Konkrete Empfehlung: Oberflächenwasser ableiten
Das Lübecker Ingenieurbüro empfahl ganz konkret in seinem Gutachten eine Methode, das Oberflächenwasser schadlos abzuleiten: Mit einem „Sammel- und Absturzschacht mit Ableitung des Wassers zum Strand hin“. Oder durch eine „befestigte Kaskade auf der Steiluferböschung (Natursteinbewurf, gegebenenfalls mit Mörtel verklammert)“.

Trave fällte nur Bäume
Nach einer Auskunft des damaligen Eigentümers, der städtischen Grundstücksgesellschaft „Trave“ aus dem Jahre 2012, wurden im Uferbereich Bäume gekappt, um die Windlast (Hebelwirkung) zu reduzieren.
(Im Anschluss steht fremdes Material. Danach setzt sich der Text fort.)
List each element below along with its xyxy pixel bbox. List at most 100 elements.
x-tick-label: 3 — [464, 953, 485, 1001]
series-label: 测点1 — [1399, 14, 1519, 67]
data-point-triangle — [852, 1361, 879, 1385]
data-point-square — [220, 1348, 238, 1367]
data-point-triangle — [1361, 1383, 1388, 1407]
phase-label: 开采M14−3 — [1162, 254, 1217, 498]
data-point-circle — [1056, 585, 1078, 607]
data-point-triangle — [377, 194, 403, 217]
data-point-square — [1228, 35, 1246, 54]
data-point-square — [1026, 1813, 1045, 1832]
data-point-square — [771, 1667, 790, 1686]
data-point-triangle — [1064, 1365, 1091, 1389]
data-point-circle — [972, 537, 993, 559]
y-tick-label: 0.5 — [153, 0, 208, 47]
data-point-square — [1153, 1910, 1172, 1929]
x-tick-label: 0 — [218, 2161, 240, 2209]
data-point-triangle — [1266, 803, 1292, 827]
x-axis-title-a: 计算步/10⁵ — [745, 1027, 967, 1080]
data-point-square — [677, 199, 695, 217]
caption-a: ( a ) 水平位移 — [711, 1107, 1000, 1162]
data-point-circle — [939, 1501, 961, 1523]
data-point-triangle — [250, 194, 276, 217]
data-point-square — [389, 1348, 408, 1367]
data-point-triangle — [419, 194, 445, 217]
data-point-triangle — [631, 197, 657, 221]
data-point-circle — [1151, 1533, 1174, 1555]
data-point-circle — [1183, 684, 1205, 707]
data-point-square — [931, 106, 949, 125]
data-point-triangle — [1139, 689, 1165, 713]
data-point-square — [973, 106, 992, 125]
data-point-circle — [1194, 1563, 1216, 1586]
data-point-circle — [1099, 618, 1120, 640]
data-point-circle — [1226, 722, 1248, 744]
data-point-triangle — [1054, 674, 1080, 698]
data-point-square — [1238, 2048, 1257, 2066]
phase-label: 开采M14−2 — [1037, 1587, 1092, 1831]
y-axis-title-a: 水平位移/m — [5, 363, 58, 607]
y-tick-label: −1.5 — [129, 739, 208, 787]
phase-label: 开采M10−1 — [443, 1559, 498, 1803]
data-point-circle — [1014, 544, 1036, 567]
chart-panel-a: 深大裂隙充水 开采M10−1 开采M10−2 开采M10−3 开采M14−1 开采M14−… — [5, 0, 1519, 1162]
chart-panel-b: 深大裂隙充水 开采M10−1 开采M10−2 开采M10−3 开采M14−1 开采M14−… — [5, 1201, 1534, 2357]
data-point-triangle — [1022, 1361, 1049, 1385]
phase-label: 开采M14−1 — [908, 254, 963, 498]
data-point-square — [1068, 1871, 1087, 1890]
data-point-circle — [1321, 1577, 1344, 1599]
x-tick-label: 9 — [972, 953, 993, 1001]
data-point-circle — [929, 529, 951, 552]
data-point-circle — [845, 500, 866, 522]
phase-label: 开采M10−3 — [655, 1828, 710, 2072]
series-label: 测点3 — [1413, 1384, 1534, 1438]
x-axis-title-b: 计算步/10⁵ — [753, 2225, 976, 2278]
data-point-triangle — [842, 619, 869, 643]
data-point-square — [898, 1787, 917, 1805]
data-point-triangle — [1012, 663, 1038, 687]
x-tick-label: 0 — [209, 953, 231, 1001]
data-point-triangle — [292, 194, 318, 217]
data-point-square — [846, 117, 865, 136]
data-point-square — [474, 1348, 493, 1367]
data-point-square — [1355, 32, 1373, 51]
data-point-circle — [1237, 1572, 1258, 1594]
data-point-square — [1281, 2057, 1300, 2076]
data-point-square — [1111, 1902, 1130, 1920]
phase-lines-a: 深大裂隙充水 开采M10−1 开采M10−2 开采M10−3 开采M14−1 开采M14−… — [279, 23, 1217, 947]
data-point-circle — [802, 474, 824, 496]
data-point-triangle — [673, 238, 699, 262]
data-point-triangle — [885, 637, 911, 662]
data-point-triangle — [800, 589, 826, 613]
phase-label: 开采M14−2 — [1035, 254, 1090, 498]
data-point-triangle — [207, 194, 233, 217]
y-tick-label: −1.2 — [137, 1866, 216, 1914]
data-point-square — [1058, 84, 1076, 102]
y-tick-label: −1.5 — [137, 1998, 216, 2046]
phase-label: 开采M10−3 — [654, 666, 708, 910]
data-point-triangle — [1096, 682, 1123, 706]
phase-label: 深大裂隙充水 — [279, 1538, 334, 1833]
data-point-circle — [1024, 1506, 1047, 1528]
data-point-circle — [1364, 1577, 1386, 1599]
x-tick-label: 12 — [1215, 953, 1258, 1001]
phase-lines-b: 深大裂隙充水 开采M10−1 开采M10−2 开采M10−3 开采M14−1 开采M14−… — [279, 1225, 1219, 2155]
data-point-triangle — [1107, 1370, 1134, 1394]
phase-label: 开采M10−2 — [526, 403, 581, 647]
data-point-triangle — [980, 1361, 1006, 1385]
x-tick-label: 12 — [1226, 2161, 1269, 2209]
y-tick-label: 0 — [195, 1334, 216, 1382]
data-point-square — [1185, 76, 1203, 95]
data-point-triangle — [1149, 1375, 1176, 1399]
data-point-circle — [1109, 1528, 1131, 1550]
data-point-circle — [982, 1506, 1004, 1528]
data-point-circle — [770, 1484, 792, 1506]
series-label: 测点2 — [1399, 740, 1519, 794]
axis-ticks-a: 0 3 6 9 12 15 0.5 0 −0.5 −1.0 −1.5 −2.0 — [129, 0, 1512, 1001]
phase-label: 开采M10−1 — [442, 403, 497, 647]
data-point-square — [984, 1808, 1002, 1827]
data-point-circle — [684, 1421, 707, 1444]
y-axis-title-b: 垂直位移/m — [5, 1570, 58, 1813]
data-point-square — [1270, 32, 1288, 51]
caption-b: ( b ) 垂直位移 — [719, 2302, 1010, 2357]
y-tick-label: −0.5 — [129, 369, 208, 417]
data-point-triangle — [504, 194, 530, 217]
Bei Erhalt des Wurzelwerkes, um den Boden zu binden, so die Trave damals. Der damalige Geschäftsführer Hartmut Sörensen verwies auch auf eine Standsicherheitsstudie, die eingeholt worden sei. Zur Frage nach Maßnahmen für die Standsicherung erklärte der Geschäftsführer damals: „Es liegt nicht in der Kompetenz und Verantwortung der Trave, das Brodtener Ufer vor Abbrüchen zu schützen“. Das sei Landschaftsschutzgebiet.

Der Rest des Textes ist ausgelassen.